Decisions about categorization extend also to our processes. How does Cordell’s piece intersect with D’Ignazio and Klein’s?

How can we trust a digital archive? What questions or perspectives do we need to keep handy?

Activity

Go to ‘Chronicling America’ or Canadiana.ca.

Search for, and download to your computer, a pdf of interest.

Open the pdf; select some text, ctrl+c to copy it, and paste into a text editor (ctrl+v). (nb: not word, not text pad, not notepad. Use something like Sublime Text).

How good is the OCR? What would you miss, if you were doing a simple keyword search? (For more on this, and its impact in a specifically Canadian context, see Ian Milligan, “Illusionary Order: Online Databases and the Changing Foundation of Canadian Historiography, 1997-2010,” Canadian Historical Review, Vol. 94, No. 4 (December 2013): 540-569).

With regard to materials from Chronicling America, if you click on the ‘About [newspaper in question]’ you will be brought to a metadata page about the publication. At the bottom right, where it says ‘provided by:’ you can click through to see what other publications were digitized by this awardee. Keep clicking. What can you learn about the context of this digital object versus the original physical object?

Cordell goes on to talk about how he obtained a different digital object of the same physical object (a TIFF image file versus a PDF file - do you know the difference and what that implies?) and used a tool called EXIF to extract the embedded metadata for both the image and the pdf. You can get the EXIFtool here. Download, install, and let’s give it a try on the pdf you downloaded.

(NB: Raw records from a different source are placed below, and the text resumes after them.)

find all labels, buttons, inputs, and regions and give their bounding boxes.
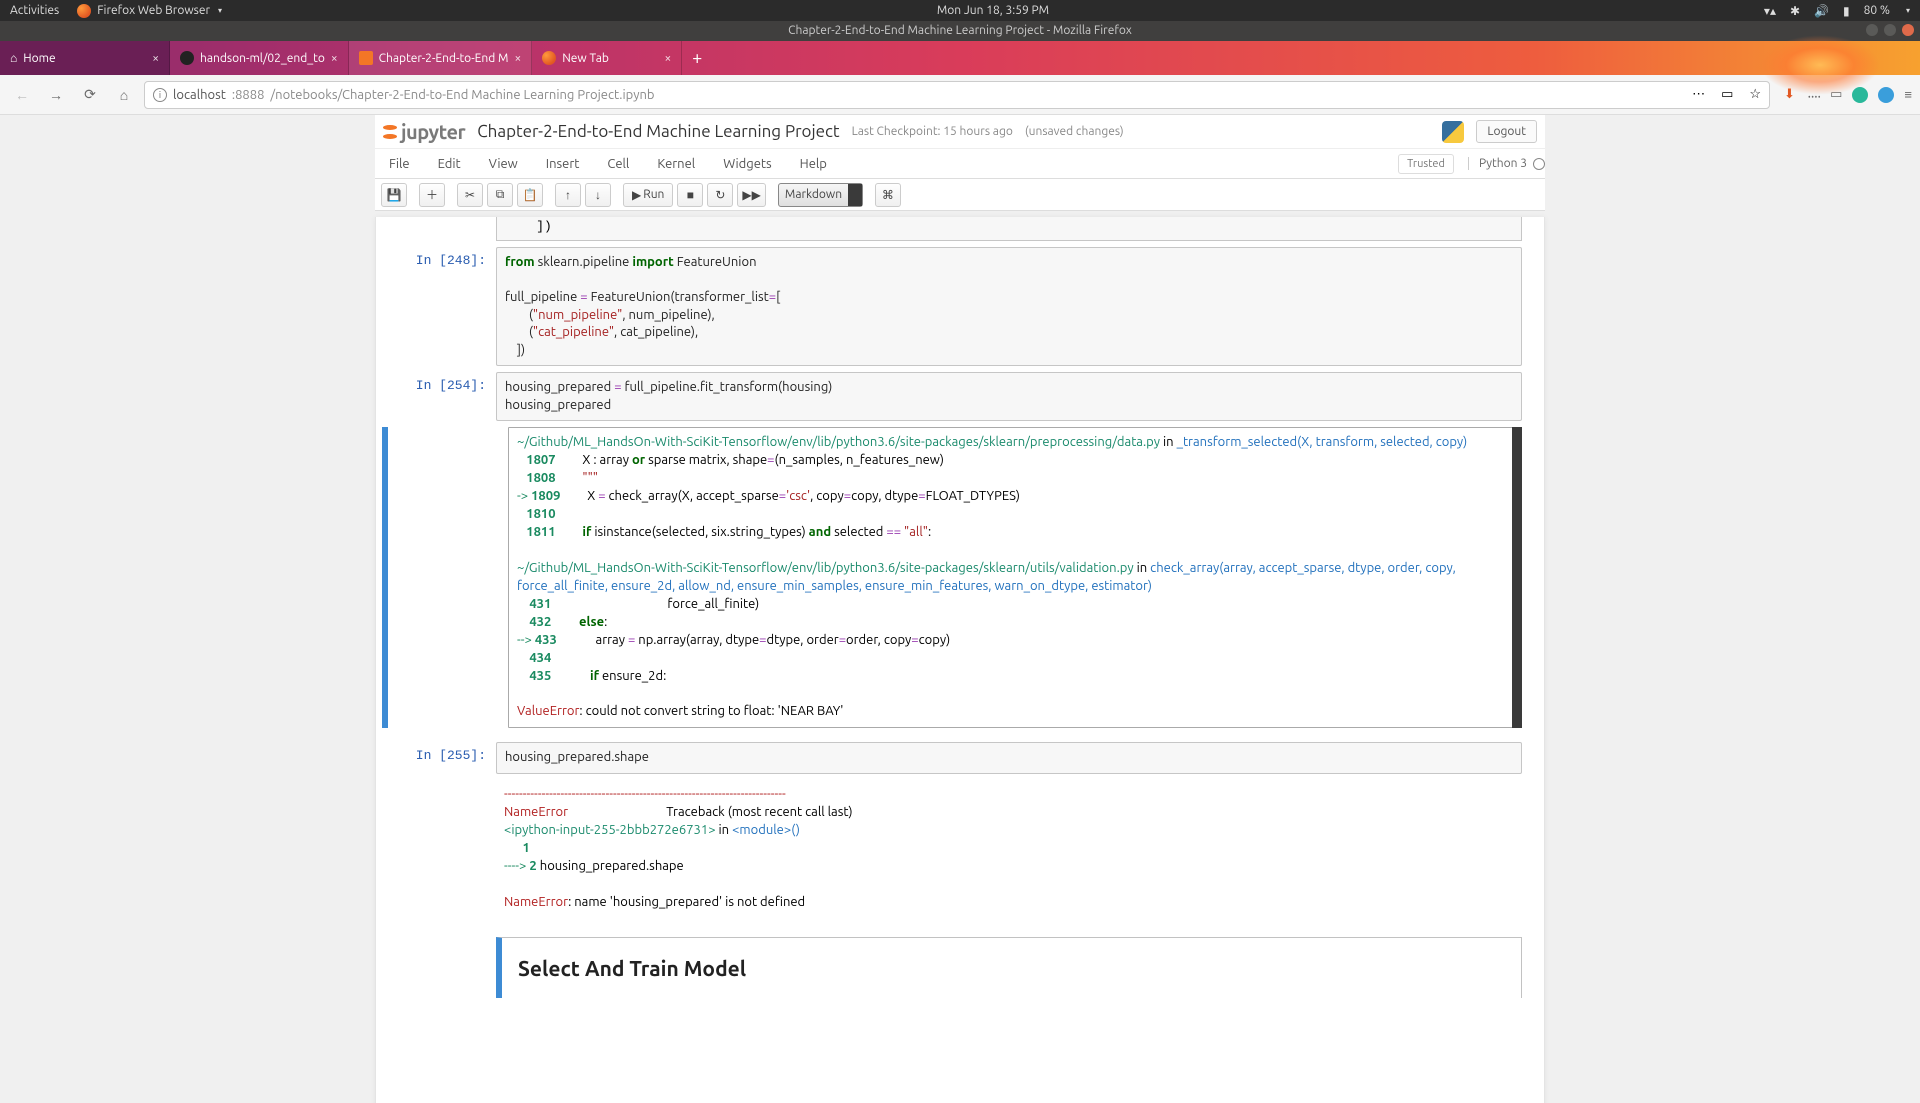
menu-insert[interactable]: Insert xyxy=(532,157,594,171)
tab-label: New Tab xyxy=(562,52,658,65)
restart-run-button[interactable]: ▶▶ xyxy=(737,183,765,207)
jupyter-icon xyxy=(359,51,373,65)
bluetooth-icon[interactable]: ✱ xyxy=(1790,4,1800,18)
url-port: :8888 xyxy=(232,88,265,102)
move-up-button[interactable]: ↑ xyxy=(555,183,581,207)
battery-icon[interactable]: ▮ xyxy=(1843,4,1850,18)
menu-help[interactable]: Help xyxy=(786,157,841,171)
close-button[interactable] xyxy=(1902,24,1914,36)
menu-view[interactable]: View xyxy=(475,157,532,171)
error-output[interactable]: ~/Github/ML_HandsOn-With-SciKit-Tensorfl… xyxy=(508,427,1522,728)
reader-icon[interactable]: ▭ xyxy=(1721,87,1733,102)
tab-jupyter[interactable]: Chapter-2-End-to-End M × xyxy=(349,41,533,75)
active-app-label: Firefox Web Browser xyxy=(97,4,210,17)
celltype-select[interactable]: Markdown xyxy=(778,183,863,207)
close-icon[interactable]: × xyxy=(331,52,338,65)
more-icon[interactable]: ⋯ xyxy=(1692,87,1705,102)
wifi-icon[interactable]: ▾▴ xyxy=(1764,4,1776,18)
home-button[interactable]: ⌂ xyxy=(110,81,138,109)
jupyter-icon xyxy=(383,125,397,139)
run-label: Run xyxy=(643,188,664,201)
maximize-button[interactable] xyxy=(1884,24,1896,36)
menu-kernel[interactable]: Kernel xyxy=(643,157,709,171)
trusted-indicator[interactable]: Trusted xyxy=(1398,154,1454,174)
save-button[interactable]: 💾 xyxy=(381,183,407,207)
jupyter-logo[interactable]: jupyter xyxy=(383,120,465,143)
kernel-label: Python 3 xyxy=(1479,157,1527,170)
input-prompt: In [254]: xyxy=(376,372,496,421)
tab-new[interactable]: New Tab × xyxy=(532,41,682,75)
url-input[interactable]: i localhost :8888/notebooks/Chapter-2-End… xyxy=(144,81,1770,109)
insert-cell-button[interactable]: ＋ xyxy=(419,183,445,207)
battery-label: 80 % xyxy=(1864,4,1890,17)
close-icon[interactable]: × xyxy=(514,52,521,65)
menu-edit[interactable]: Edit xyxy=(424,157,475,171)
menu-cell[interactable]: Cell xyxy=(593,157,643,171)
chevron-down-icon[interactable]: ▾ xyxy=(1906,6,1910,15)
menu-file[interactable]: File xyxy=(375,157,424,171)
window-title: Chapter-2-End-to-End Machine Learning Pr… xyxy=(788,24,1132,37)
window-titlebar: Chapter-2-End-to-End Machine Learning Pr… xyxy=(0,21,1920,41)
volume-icon[interactable]: 🔊 xyxy=(1814,4,1829,18)
kernel-indicator[interactable]: Python 3 xyxy=(1468,157,1545,170)
run-button[interactable]: ▶ Run xyxy=(623,183,673,207)
firefox-icon xyxy=(77,4,91,18)
browser-navbar: ← → ⟳ ⌂ i localhost :8888/notebooks/Chapt… xyxy=(0,75,1920,115)
firefox-icon xyxy=(542,51,556,65)
tab-label: Home xyxy=(23,52,146,65)
close-icon[interactable]: × xyxy=(152,52,159,65)
active-app[interactable]: Firefox Web Browser ▾ xyxy=(77,4,222,18)
browser-tab-strip: ⌂ Home × handson-ml/02_end_to × Chapter-… xyxy=(0,41,1920,75)
cut-button[interactable]: ✂ xyxy=(457,183,483,207)
code-fragment: ]) xyxy=(496,217,1522,241)
paste-button[interactable]: 📋 xyxy=(517,183,543,207)
extension-icon[interactable] xyxy=(1878,87,1894,103)
tab-github[interactable]: handson-ml/02_end_to × xyxy=(170,41,349,75)
site-info-icon[interactable]: i xyxy=(153,88,167,102)
move-down-button[interactable]: ↓ xyxy=(585,183,611,207)
input-prompt: In [248]: xyxy=(376,247,496,366)
markdown-heading: Select And Train Model xyxy=(518,956,1505,980)
bookmark-icon[interactable]: ☆ xyxy=(1749,87,1761,102)
command-palette-button[interactable]: ⌘ xyxy=(875,183,901,207)
github-icon xyxy=(180,51,194,65)
notebook-title[interactable]: Chapter-2-End-to-End Machine Learning Pr… xyxy=(477,122,839,141)
markdown-cell[interactable]: Select And Train Model xyxy=(496,937,1522,998)
jupyter-logo-text: jupyter xyxy=(401,120,465,143)
url-path: /notebooks/Chapter-2-End-to-End Machine … xyxy=(270,88,654,102)
logout-button[interactable]: Logout xyxy=(1476,120,1537,143)
activities-button[interactable]: Activities xyxy=(10,4,59,17)
tab-home[interactable]: ⌂ Home × xyxy=(0,41,170,75)
unsaved-label: (unsaved changes) xyxy=(1025,125,1124,138)
reload-button[interactable]: ⟳ xyxy=(76,81,104,109)
tab-label: Chapter-2-End-to-End M xyxy=(379,52,509,65)
restart-button[interactable]: ↻ xyxy=(707,183,733,207)
menu-widgets[interactable]: Widgets xyxy=(709,157,785,171)
new-tab-button[interactable]: + xyxy=(682,41,712,75)
error-output: ----------------------------------------… xyxy=(496,780,1522,918)
interrupt-button[interactable]: ■ xyxy=(677,183,703,207)
code-input[interactable]: housing_prepared = full_pipeline.fit_tra… xyxy=(496,372,1522,421)
code-input[interactable]: housing_prepared.shape xyxy=(496,742,1522,774)
clock[interactable]: Mon Jun 18, 3:59 PM xyxy=(222,4,1764,17)
kernel-status-icon xyxy=(1533,158,1545,170)
python-icon xyxy=(1442,121,1464,143)
gnome-top-bar: Activities Firefox Web Browser ▾ Mon Jun… xyxy=(0,0,1920,21)
back-button[interactable]: ← xyxy=(8,81,36,109)
scrollbar-thumb[interactable] xyxy=(1512,427,1522,728)
home-icon: ⌂ xyxy=(10,51,17,65)
menu-button[interactable]: ≡ xyxy=(1904,87,1912,102)
minimize-button[interactable] xyxy=(1866,24,1878,36)
url-host: localhost xyxy=(173,88,226,102)
input-prompt: In [255]: xyxy=(376,742,496,774)
copy-button[interactable]: ⧉ xyxy=(487,183,513,207)
tab-label: handson-ml/02_end_to xyxy=(200,52,325,65)
code-input[interactable]: from sklearn.pipeline import FeatureUnio… xyxy=(496,247,1522,366)
forward-button[interactable]: → xyxy=(42,81,70,109)
close-icon[interactable]: × xyxy=(664,52,671,65)
celltype-label: Markdown xyxy=(785,188,842,201)
checkpoint-label: Last Checkpoint: 15 hours ago xyxy=(852,125,1013,138)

A question to investigate: how many levels of remediation exist between the digital object on your computer, and the original paper thing?

Cordell:

In other words, knowing the scanner helps us understand the decisions made during the digitization process which led to the errorful OCR on which our searches and computational analyses rest. These decisions are understandable: with limited funding, time, and manpower, scanning from microfilm allowed dramatically more newspapers to be digitized than could have been from paper. But those decisions should also be understood by scholars using these resources, as they provide essential context for any work done in mass digitized archives.

One last thing: Jeff Blackadar, former MA student here, built this finding aid for digitized copies of a local West Quebec newspaper. Given what we now know… pretty neat, eh? Explore! What does the metadata tell you? Why does it matter?

Write

Let’s take a few moments to jot thoughts & observations down in your lab notebooks.

Do

This feeds into next week; there are several different ways to achieve what we’re about to do. This time, we’re using a template written to use node.js; next week, it’ll be python.

get a github.com account. You don’t have to tie it to your real name, but there are reasons why you might want to. I’ll tell you mine. But also: I’m a white guy on the internet.
‘fork’ (‘make a copy of’) this ‘digital garden’
upload some markdown files - from your notebook, or made for this exercise - into the ‘notes’ folder (I’ll show you how this is done)
click on the ‘wiki’ button, then the ‘getting started’; hit the blue ‘deploy to netlify’ button
follow the prompts.

Shortly, you will have a live website powered by your notes. This template is smart enough to turn your internal note links into hyperlinks.

Given what you’ve seen so far, why might having a live site of your process be desirable?

Netlify is a service for developing websites in ‘containers’; essentially, it spins up a virtual computer to do the heavy lifting of turning your text files and the templates into a working website, which it then puts on a server for you. Provided nobody visits your sites in extremely huge numbers, it doesn’t cost anything. In several years of using this service, the only time that ever happened to me was when an AI bot started scraping my website over and over and over and over again. It gave me a warning this was happening, and I disconnected the site. No bill!

Scheduling

Call dibs on your desired week to lead us through a Programming Historian tutorial.